六百十五話 今こそ二人の力を……
「それじゃあ、本当に氷結の鋼牙がミレアナ先生たちを襲う……かもしれないんですね」
「その可能性はある筈です……まぁ、無駄死にするだけですが」
フルード・ガルザックは噂通り、冷静な性格。
裏で動くことはあっても、私情で動くことは今まで殆どない。
最優先すべきは、クランの利益。
決して心底バカでなければ、ミレアナたちとぶつかれば損しかないというのは理解出来る。
故にフルード・ガルザックが動かない可能性は高い。
だが……ギリス・アルバ―グルが動くか否かはまた別の話。
「話を聞く限り、氷結の鋼牙のトップである……フルード・ガルザック、でしたか? トップが中心になって動く可能性は低そうですね」
「け、けどミレアナ先生。その……同じ貴族だからこそ分かるというか、ギリス・アルバ―グルはフルード・ガルザックに止められたとしても、動く気がします」
同じ貴族だからこそ……自分たちの中にある、大なり小なりの傲慢さ……それがあるのは自覚している。
「そうなるかもしれませんね……どうするのですか、ミレアナさん」
「先程言った通り、やることは変わりませんよ。私に……私たちに牙をむくのであれば、死を覚悟してもらいます」
パーティーのリーダーはソウスケなので、最終的に愚か者たちをどう処分するのかはソウスケが決める。
(面倒事は避けたいソウスケさんですが、ダンジョン内で起ったことは基本的に外部に漏れることはない……それならば、始末するかもしれませんね)
ミレアナ個人としては、このまま自分たちに手を出すのであれば、己の愚かさを後悔してくれればそれで良い。
だが……生徒たちに手を出した後に、自分たちに手を出すのであれば……そのまま地獄に突き落としたい。
「ミレアナさん、少々殺気が漏れていますよ」
「あら、すみません。少しよろしくないパターンを想像していたので」
「そうですか……何はともあれば、ギリス・アルバ―グルたちが暗殺者を雇ったとしても、返り討ちにされるのが目に見えていますね」
「ふふ、こちらにはソウスケさんいますからね」
例え相手が中々依頼者に関して口を割らない者であったとしても、ソウスケならばなんとか出来てしまう。

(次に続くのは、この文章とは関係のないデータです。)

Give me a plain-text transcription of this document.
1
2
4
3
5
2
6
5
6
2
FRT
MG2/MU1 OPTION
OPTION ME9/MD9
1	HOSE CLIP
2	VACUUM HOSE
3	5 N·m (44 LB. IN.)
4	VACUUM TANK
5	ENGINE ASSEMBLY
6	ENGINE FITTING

「み、ミレアナ先生は本当にソウスケ先生のことを信頼してるんですね」
「……そうですね。ソウスケには、出来ないことが殆どないんですよ」
それはさすがに嘘だろ。
通常時であれば出てくるであろう言葉が、のどに詰まって出てこなかった。
(そ、ソウスケ先生ならあり得そう)
冒険者らしい格好はしているが、そこまで威圧感や貫禄がある見た目ではない。
そこら辺にいそうな好青年だが、その実力は歳が近い自分たちとかけ離れている。
いったいどれ程修羅場を越えればそこまでの強さを手に入れられるのか……一端は聞いているが、細かい部分が気になる生徒たちは多い。
「だから、仮にあの勘違い貴族が他者の手を使ったとしても、必ず潰されるでしょう」
ここで辛気臭い話は終了し、他愛もない会話を楽しみ……この日は解散した。
ミレアナは万が一を考え、今日は生徒たちを寮まで送った。
「ふぅーーーー、ちょっと休憩しよっと」
場所は変わり、ミレアナがギリス・アルバ―グルに絡まれた日の翌日、ソウスケとザハークは熱い鍛冶場の環境など一切気にせず、武器造りに励んでいた。
「……ソウスケさん、朝からやけに気難しそうな顔をしていたが、何か問題でも起こったのか?」
「良く分かったな。問題って言うほどそこまで大きくはないというか……ぶっちゃけ、いつものことではあるんだけどな」
自分やミレアナが面倒な人物に絡まれる。
本当にこちらの世界に来てからはよくあるあるな話。
(絡まれるのが俺たちだけなら全然構わないんだけど、もしかしたら生徒たちに危険が及ぶかもしれないのはちょっとなぁ~~……)
鍛冶の成果に影響が出るほど動揺はしていないが、今のところ本日は会心の出来と思える作品は造れていない。
(……いっそ、あの二人に頼むか?)
契約してからなんだかんだで、全くその力を借りていなかった二人の力を今こそ借りようか……そう思ったタイミングで、鍛冶場に客が現れた。